4.2.19 Topological sort and BFS. Explain why the following algorithm does not necessarily produce a topological order: Run BFS, and label the vertices by increasing distance to their respective source.

试图证明它找到一个反例。但是，每次尝试时，都会得到拓扑顺序。
我的意思是，我不明白为什么这行不通：如果顶点的源在它之前，为什么我们没有拓扑顺序？

I was trying to prove it finding a counter example. But, everytime I try, I get a topological order. I mean, I don't understand why this not work: If the source of a vertex comes before it, why don't we have a topological order?

我想证明这一点，我们需要找到它的来源之前存在的顶点，但我不能。

I think to prove it, we need to find a vertex that its source comes before, but I couldn't.

有人反对吗？

PS：这不是作业

@Edit：我尝试了类似1<-2<-0<-3<-4的哈密顿路径，它给出0 3 4 2 1，但是改变了0 3和4的位置给我一个拓扑顺序（但是，按照我获得的顺序，不是）。那么我不确定这是否是拓扑顺序。

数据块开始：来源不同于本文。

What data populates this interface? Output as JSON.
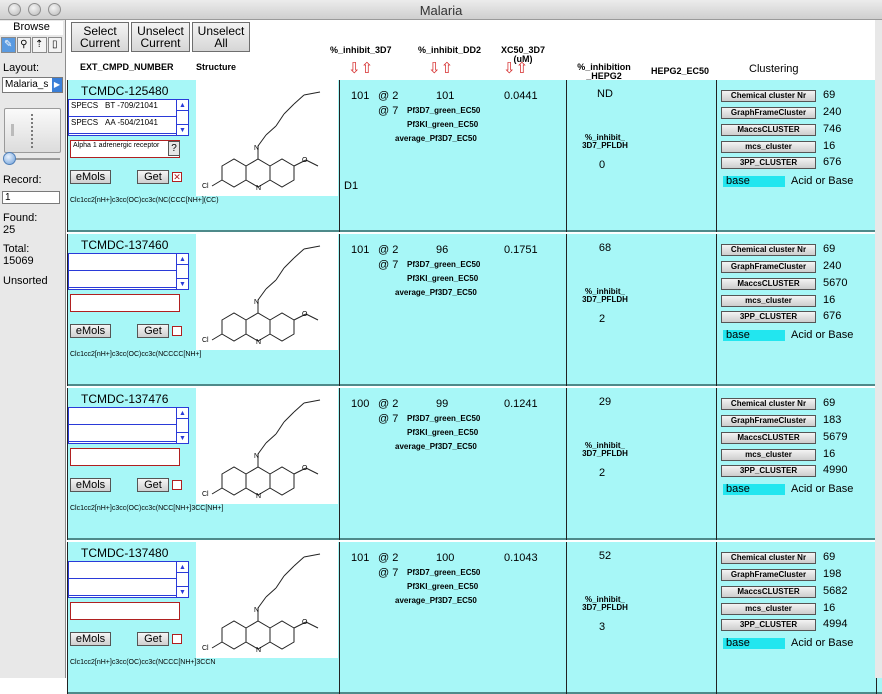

@ I've tried an hamiltonian path like 1 <- 2 <- 0 <- 3 <- 4, which gives 0 3 4 2 1, but changing the positions of 0 3 and 4 gives me a topological order (but, in the order that I obtained, it is not). I am not sure this is or not a topological order, then.

推荐答案

您不能使用BFS，因为具有更高节点的节点等级可能具有较低等级的入射边。举个例子：

You cannot use BFS, because a node with a higher rank may have an incident edge with a lower rank. Here's an example:

假设您从源（A）启动BFS。

Let's say you start BFS at the source (A).

使用您提出的算法，节点D将在节点C之前出现，这显然不是拓扑顺序。您确实必须使用DFS。

With the algorithm you proposed, node D would come before node C, which is clearly not a topological order. You really have to use DFS.

这篇关于使用bfs的拓扑顺序的文章就介绍到这了，希望我们推荐的答案对大家有所帮助，也希望大家多多支持IT屋！